Mechanism of negative cooperativity in glyceraldehyde-3-phosphate dehydrogenase deduced from ligand competition experiments.

Abstract

The modulation in the negative cooperativity of ligand binding by another, competing ligand that binds noncooperatively is accounted for exclusively by the ligand-induced sequential model. Whenever such a phenomenon is observed it may argue strongly in favor of the sequential model. The advantages and limitations of this approach are evaluated.

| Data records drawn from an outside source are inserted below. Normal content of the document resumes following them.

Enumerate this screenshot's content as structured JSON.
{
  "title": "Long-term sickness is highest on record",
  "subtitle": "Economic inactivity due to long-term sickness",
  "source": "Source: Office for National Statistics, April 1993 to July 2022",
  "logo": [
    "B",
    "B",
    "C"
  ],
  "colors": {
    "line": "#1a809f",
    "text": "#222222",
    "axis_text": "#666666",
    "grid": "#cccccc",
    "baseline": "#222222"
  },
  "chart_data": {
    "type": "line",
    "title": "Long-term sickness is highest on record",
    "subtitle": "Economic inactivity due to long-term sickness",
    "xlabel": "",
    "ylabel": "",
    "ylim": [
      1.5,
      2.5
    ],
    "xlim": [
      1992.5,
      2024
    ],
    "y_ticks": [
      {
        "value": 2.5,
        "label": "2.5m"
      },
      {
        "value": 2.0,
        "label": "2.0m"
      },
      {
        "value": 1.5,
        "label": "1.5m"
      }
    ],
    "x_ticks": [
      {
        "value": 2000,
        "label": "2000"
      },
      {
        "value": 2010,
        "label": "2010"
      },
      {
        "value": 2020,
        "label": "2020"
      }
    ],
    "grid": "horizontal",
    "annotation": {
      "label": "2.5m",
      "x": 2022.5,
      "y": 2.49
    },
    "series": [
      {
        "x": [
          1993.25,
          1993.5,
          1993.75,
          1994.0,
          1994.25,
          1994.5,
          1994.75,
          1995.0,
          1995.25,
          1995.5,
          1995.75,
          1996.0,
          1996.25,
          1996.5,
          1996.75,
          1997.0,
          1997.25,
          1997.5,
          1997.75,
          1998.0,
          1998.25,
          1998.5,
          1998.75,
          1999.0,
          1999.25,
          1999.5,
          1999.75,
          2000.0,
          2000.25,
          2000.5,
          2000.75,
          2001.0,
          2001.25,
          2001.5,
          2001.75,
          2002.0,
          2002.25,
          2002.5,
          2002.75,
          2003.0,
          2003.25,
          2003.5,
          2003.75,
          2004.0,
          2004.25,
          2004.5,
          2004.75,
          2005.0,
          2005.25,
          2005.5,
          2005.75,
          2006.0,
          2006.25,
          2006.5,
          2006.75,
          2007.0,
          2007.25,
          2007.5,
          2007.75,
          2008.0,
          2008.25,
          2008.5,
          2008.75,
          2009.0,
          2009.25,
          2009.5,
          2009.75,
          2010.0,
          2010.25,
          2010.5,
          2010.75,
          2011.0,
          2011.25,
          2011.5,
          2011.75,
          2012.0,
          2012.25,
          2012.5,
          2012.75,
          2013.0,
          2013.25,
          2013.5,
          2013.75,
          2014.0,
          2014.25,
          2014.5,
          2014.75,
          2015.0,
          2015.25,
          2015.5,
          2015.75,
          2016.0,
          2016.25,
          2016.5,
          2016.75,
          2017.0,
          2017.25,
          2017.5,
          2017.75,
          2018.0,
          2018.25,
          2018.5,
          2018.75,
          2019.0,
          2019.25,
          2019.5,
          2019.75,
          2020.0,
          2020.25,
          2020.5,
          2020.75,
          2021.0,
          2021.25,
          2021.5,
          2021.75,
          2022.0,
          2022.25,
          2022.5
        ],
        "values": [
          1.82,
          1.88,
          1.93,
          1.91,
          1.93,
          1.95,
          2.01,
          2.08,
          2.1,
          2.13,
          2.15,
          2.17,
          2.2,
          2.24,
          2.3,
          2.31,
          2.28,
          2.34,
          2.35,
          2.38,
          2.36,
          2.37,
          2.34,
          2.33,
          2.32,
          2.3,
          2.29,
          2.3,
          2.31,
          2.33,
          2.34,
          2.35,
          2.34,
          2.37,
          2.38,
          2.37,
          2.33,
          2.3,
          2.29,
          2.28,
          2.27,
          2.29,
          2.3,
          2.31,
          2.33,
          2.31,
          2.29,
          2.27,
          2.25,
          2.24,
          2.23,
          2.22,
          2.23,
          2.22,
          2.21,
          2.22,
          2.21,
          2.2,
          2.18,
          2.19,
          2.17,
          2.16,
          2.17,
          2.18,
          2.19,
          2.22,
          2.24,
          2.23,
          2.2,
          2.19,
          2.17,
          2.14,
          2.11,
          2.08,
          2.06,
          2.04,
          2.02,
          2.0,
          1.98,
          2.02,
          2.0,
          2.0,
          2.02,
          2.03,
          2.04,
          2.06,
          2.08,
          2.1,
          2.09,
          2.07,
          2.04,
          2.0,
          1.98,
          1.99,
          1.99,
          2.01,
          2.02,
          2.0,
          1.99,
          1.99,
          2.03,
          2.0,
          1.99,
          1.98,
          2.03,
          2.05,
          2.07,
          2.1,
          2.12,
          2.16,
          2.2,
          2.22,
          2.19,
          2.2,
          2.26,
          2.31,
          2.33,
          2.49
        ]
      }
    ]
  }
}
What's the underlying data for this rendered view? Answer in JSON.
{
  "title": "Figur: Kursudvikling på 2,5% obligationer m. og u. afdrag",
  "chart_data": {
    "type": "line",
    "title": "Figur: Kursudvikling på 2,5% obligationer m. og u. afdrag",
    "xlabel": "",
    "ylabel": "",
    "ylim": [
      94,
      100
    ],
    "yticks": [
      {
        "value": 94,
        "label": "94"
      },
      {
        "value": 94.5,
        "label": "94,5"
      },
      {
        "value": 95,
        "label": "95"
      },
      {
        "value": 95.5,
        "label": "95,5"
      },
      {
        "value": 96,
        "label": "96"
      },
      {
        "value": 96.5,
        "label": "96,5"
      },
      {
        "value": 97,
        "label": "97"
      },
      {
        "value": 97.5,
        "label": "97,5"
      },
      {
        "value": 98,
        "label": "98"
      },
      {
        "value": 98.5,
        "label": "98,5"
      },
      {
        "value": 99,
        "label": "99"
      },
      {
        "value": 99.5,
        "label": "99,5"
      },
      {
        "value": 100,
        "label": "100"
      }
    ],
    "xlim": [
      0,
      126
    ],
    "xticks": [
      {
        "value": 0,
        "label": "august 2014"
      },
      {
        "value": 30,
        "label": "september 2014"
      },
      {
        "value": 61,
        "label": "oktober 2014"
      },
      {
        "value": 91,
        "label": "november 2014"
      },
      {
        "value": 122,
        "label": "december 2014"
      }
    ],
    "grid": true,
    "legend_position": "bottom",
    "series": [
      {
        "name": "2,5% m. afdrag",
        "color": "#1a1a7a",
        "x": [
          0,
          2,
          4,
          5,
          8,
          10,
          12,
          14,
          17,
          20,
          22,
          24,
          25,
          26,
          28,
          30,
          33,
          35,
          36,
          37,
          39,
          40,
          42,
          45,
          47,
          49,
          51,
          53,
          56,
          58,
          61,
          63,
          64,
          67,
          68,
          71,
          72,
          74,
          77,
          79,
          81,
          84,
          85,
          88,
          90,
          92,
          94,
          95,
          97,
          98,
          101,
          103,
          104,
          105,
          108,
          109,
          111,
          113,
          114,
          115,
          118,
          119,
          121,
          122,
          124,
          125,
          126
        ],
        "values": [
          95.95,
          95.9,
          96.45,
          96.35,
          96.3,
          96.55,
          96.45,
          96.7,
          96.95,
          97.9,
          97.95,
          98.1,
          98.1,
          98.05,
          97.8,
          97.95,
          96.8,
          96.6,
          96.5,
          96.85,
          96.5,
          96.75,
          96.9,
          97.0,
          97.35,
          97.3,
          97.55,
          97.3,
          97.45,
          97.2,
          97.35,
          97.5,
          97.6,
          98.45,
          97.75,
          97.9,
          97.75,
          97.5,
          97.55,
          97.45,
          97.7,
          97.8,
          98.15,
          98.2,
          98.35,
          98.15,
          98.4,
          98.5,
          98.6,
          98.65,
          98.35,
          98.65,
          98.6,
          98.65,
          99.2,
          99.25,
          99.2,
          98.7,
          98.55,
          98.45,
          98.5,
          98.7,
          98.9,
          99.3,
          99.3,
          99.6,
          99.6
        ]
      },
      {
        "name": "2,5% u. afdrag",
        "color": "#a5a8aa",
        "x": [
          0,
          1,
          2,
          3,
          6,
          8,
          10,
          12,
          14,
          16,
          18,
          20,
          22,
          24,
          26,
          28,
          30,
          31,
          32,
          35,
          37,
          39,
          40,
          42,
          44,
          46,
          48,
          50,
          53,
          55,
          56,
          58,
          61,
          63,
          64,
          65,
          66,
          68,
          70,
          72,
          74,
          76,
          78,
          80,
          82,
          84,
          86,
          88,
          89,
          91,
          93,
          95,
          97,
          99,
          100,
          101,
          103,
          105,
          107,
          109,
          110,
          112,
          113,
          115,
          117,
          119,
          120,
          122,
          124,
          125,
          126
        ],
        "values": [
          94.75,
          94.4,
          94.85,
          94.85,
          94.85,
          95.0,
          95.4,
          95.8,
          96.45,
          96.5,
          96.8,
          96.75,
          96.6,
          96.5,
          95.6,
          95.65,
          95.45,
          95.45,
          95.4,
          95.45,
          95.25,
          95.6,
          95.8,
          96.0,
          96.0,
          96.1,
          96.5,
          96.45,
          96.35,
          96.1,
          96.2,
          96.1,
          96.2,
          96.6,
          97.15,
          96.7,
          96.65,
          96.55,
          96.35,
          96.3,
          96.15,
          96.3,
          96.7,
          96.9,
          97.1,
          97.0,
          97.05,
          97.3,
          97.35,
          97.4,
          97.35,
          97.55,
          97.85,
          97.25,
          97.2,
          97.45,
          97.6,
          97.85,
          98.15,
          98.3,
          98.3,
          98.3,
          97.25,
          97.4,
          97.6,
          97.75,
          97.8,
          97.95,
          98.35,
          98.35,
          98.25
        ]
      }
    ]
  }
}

The binding of the coenzymes NAD+ and nicotinamide-1-N6-ethenoadenine dinucleotide to rabbit muscle apo-glyceraldehyde-3-phosphate dehydrogenase exhibits strong negative cooperativity, whereas acetylpyridine adenine dinucleotide, ATP and ADP-ribose bind noncooperatively to the NAD+ sites. The strong negative cooperativity in coenzyme binding was abolished in the presence of acetylpyridine adenine dinucleotide and strongly weakened by ATP, ADP and AMP, but was not affected by addition of ADP-ribose. The negative cooperativity in coenzyme binding to this enzyme apparently results from sequential conformational changes and exclude the pre-existent asymmetry model as a possible explanation. The structure of the pyridine moiety of the coenzyme analogs may play a role in orienting the adenine moiety at the adenine subsite, therefore affecting the cooperativity in the binding of the coenzyme analog which is mediated through the adenine subsites.